Caixin
Oct 30, 2017 07:03 PM
BUSINESS & TECH

Baoneng Steers Into New-Energy Vehicles

Baoneng Group is trying to diversify its income streams after its insurance arm ran into hot water with regulators last year and its attempted acquisition of real estate developer Vanke Co. Ltd. failed in June. Photo: IC
Baoneng Group is trying to diversify its income streams after its insurance arm ran into hot water with regulators last year and its attempted acquisition of real estate developer Vanke Co. Ltd. failed in June. Photo: IC

Property and finance conglomerate Baoneng Group has become the latest Chinese firm to join the country’s new-energy vehicle craze, after its expansions into the real estate and insurance industries hit roadblocks.

Baoneng has signed a14-billion-yuan ($2 billion) investment agreement with a district government in the city of Hangzhou to launch a new-energy vehicle development and production project, local-government-backed newspaper the Hangzhou Daily reported.

Baoneng owns property, finance, logistics and healthcare businesses, and just this year set up 12 automobile subsidiaries. In June, the group failed in a hostile takeover of real estate developer Vanke Co.
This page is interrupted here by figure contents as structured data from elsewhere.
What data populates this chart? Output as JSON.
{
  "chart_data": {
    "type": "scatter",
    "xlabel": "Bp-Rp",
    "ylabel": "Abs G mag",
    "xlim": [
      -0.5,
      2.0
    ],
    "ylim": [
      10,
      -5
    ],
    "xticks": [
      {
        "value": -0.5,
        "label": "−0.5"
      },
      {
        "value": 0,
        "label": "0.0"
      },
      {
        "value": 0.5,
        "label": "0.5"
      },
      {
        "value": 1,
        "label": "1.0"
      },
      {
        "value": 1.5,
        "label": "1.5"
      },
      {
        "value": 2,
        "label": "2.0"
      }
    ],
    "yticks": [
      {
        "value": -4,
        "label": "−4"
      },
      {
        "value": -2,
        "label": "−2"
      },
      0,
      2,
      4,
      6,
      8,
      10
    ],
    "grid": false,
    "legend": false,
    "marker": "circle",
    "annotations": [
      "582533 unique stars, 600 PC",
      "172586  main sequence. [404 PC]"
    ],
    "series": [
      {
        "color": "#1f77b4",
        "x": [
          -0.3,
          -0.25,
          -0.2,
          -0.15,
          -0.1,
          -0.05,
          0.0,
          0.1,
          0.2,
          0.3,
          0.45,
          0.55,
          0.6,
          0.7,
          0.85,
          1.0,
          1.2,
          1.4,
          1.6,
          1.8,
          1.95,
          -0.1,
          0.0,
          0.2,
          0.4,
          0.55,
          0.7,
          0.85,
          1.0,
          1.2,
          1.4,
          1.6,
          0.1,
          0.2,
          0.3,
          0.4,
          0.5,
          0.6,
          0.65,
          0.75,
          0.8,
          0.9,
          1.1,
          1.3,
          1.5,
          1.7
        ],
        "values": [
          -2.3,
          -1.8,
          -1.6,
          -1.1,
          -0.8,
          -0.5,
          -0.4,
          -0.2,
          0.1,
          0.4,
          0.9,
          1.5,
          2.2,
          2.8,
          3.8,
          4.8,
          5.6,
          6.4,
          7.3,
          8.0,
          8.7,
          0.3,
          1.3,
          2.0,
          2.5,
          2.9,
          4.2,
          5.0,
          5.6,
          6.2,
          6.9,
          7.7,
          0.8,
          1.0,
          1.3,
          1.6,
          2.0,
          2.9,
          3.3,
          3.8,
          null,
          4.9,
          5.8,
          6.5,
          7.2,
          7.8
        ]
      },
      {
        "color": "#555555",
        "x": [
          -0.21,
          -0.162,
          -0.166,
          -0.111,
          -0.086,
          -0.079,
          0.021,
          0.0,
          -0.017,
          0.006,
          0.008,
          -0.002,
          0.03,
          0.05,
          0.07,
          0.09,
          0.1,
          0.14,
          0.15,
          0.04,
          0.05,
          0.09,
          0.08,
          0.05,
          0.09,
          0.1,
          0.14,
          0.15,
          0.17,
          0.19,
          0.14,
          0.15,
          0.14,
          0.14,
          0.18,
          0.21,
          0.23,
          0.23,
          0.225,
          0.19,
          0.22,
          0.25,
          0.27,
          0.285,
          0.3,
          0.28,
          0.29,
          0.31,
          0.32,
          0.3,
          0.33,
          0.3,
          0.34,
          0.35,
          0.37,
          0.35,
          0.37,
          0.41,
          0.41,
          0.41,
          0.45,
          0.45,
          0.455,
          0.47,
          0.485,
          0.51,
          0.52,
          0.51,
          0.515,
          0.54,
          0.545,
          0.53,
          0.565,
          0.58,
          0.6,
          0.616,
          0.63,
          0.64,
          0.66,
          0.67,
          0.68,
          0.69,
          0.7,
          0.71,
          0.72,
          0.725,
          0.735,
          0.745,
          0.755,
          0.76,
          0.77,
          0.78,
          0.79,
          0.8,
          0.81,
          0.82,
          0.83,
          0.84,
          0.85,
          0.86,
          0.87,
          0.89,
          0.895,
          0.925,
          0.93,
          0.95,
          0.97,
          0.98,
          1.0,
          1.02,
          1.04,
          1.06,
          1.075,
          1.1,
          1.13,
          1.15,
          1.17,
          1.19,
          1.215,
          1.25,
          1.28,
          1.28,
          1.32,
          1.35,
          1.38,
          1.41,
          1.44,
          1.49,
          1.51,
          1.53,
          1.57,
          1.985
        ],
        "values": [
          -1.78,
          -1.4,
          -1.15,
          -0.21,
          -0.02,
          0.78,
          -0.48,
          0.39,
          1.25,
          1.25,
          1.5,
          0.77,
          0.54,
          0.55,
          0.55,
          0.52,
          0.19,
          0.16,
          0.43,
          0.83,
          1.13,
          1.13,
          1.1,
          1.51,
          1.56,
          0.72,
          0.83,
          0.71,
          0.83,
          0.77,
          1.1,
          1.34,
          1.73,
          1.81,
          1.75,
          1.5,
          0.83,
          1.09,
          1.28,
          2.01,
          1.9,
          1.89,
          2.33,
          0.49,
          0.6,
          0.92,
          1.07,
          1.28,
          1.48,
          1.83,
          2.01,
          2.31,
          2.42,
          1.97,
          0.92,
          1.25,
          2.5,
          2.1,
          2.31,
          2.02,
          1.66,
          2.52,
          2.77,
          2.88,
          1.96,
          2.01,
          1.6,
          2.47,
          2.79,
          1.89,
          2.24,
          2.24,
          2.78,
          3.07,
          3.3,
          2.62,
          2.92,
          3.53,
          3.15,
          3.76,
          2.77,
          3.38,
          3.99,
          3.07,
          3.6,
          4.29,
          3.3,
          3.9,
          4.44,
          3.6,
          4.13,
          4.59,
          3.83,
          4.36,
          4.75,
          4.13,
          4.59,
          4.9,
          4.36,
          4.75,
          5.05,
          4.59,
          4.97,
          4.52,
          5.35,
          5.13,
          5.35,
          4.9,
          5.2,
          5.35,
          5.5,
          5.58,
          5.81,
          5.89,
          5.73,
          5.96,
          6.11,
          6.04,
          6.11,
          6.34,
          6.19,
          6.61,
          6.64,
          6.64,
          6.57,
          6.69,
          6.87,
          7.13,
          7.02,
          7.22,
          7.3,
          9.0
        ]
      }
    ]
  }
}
Ltd.

In recent years, Baoneng had sought rapid growth through the sale of universal life policies through its insurance arm, Foresea Life Insurance Co. Ltd. But Foresea was banned from selling such policies in December after it was found to be using proceeds associated with short-term insurance for long-term investments.

Baoneng’s sole shareholder, Yao Zhenhua, was banned from China’s insurance industry for 10 years for forging documents and the improper use of funds.

The insurer recorded a net cash outflow of 25.58 billion yuan ($3.58 billion) at the end of the second quarter of this year, down from an inflow of 8 billion yuan a year earlier.

In an attempt to diversify its income channels, Baoneng began seeking opportunities in the policy-driven new-energy vehicle industry. Beijing has been pushing automakers to shift to electric and hybrid car production, granting subsidies and setting quotas to optimize energy consumption and reduce air pollution.

A 2015 rule allows non-automobile companies to expand into the auto sector but only through new-energy vehicle-related projects. The policy has encouraged several big names — including air-conditioning giant Gree Electric Appliances Inc., home-appliance maker Sichuan Changhong Electric Co. Ltd., and telecom developer ZTE Corp. — to enter the nascent business.

Prior to starting production, Baoneng must obtain approval from China’s National Development and Reform Commission and get each car model certified by the Ministry of Industry and Information Technology.

No public records on Baoneng’s certification application could be found, and the company hasn’t replied to Caixin’s request for updates on its approval process.

Media reports and industry players have said that Baoneng may have become a major shareholder of Shanghai-based carmaker Qoros Auto Co. Ltd. — which has obtained official new-energy automobile certification — as it announced in August that it had sold a 51% stake to an unspecified Chinese company, but the deal is pending due to regulatory approval.

A Qoros spokesperson told Caixin that he has no idea if the sale involved Baoneng, and is not willing to release information on the new shareholder.